Today’s post is brought to you by our first guest blogger, Michael W. Michael’s path and mine have frequently crossed over the years due to a number of common interests, including our incurable cinephilia for both personal and academic enrichment. He currently resides in Japan, where he has access to all sorts of cool stuff, which he is always generously inclined to share.
Film: Snow Trail [Ginrei no hate 銀嶺の果て]
Director: TANIGUCHI Senkichi 谷口 千吉
Performers: MIFUNE Toshirô, SHIMURA Takashi, WAKAYAMA Setsuko, KŌNO Akitake, KOSUGI Yoshio
Production Information: Toho, 1947 (Japan)
Breed: Hokkaido ken?*
After committing a robbery in Nagano, three thieves, Nojiri (Shimura), Ejima (Mifune), and Takasugi (Kosugi), make their way deep into the Japanese Alps in order to avoid pursuit by the police. However, they leave a number of glaring clues about their whereabouts, allowing the police to stay hot on their trail. After losing Takasugi in an avalanche, and thereby throwing the police off of their trail, the two remaining men luckily find a ski lodge operated by an old man and his young granddaughter. An expert mountain climber named Honda is there as well. Although safe for the time being at the lodge, tensions begin to rise between the gentler Nojiri and the hot-headed Ejima which leads to the two thieves and Honda attempting to cross over the snowy and deadly mountains.
Although Senkichi Taniguchi was a prolific director in his own right, this early postwar film will probably mainly appeal to film buffs for three reasons. The screenplay was written by the renowned director Akira Kurosawa, the film’s score was composed by Akira Ifukube of Godzilla fame, and it also marks Toshirô Mifune’s acting debut.
The film is a good work for its cinematography, creative use of black and white imagery, and for the chemistry between Shimura and Mifune who would share appearances in quite a number of Kurosawa’s films. However, and this just might be my personal taste, the acting of Setsuko Wakayama, who plays the granddaughter, is quite annoying, because she puts on a saccharine sweet performance of a “cute” six-year-old girl trapped in an eighteen-year-old woman’s body.
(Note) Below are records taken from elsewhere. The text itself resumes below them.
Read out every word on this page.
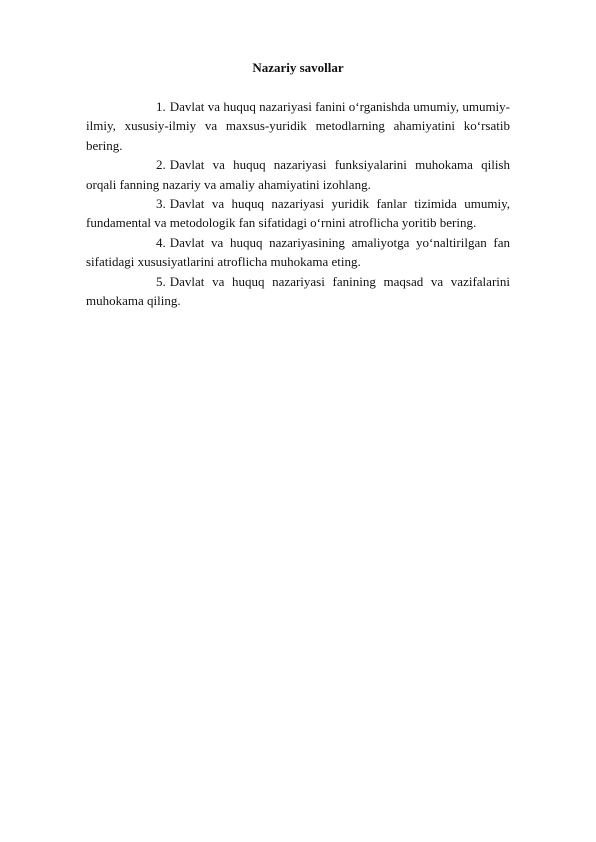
Nazariy savollar
1. Davlat va huquq nazariyasi fanini o‘rganishda umumiy, umumiy-ilmiy, xususiy-ilmiy va maxsus-yuridik metodlarning ahamiyatini ko‘rsatib bering.
2. Davlat va huquq nazariyasi funksiyalarini muhokama qilish orqali fanning nazariy va amaliy ahamiyatini izohlang.
3. Davlat va huquq nazariyasi yuridik fanlar tizimida umumiy, fundamental va metodologik fan sifatidagi o‘rnini atroflicha yoritib bering.
4. Davlat va huquq nazariyasining amaliyotga yo‘naltirilgan fan sifatidagi xususiyatlarini atroflicha muhokama eting.
5. Davlat va huquq nazariyasi fanining maqsad va vazifalarini muhokama qiling.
Yet, her bubbly performance might have been a breath of fresh air to viewers watching this film in their war-ravaged archipelago.
Our four-legged friend belongs to a tracker who is attempting to locate the three thieves. Although the dog’s screen time is quite limited, the dog does play a major part in progressing the film’s narrative because his/her barks are what make the three thieves flee a shed in which they were seeking shelter. Also, the dog “causes” the death of the thief Takasugi because when the frightened man shoots at the dog, who he seemingly either grazes or misses, the loud gunshot causes an avalanche which kills him, but blocks the police from pursuing Nojiri and Ejima who were further ahead.
More important than the actual presence of the dog in this film is the sound of his barking. Not only does it make the thieves continuously move from their hiding positions, but it adds a certain tension to the film because it lets the thieves, as well as the viewer, know that the authorities are in close pursuit.
While not a masterpiece by any means, Snow Trail is a fun film that will particularly pique the interest of Mifune fans.
~ Michael W.
* Despite the absence of pricked ears that are now written into the standard, we decided that a Hokkaido ken is the best approximate “breed” for this indigenous Japanese dog based on the coloration, size, function, and the geographic site of filming (Mount Hakuba in Hokkaido prefecture). It is not known who supplied the dog for the movie, but regardless, for the sake of this blog, it is interesting to regard this segment as an archived glimpse of post-war Nihon ken at work.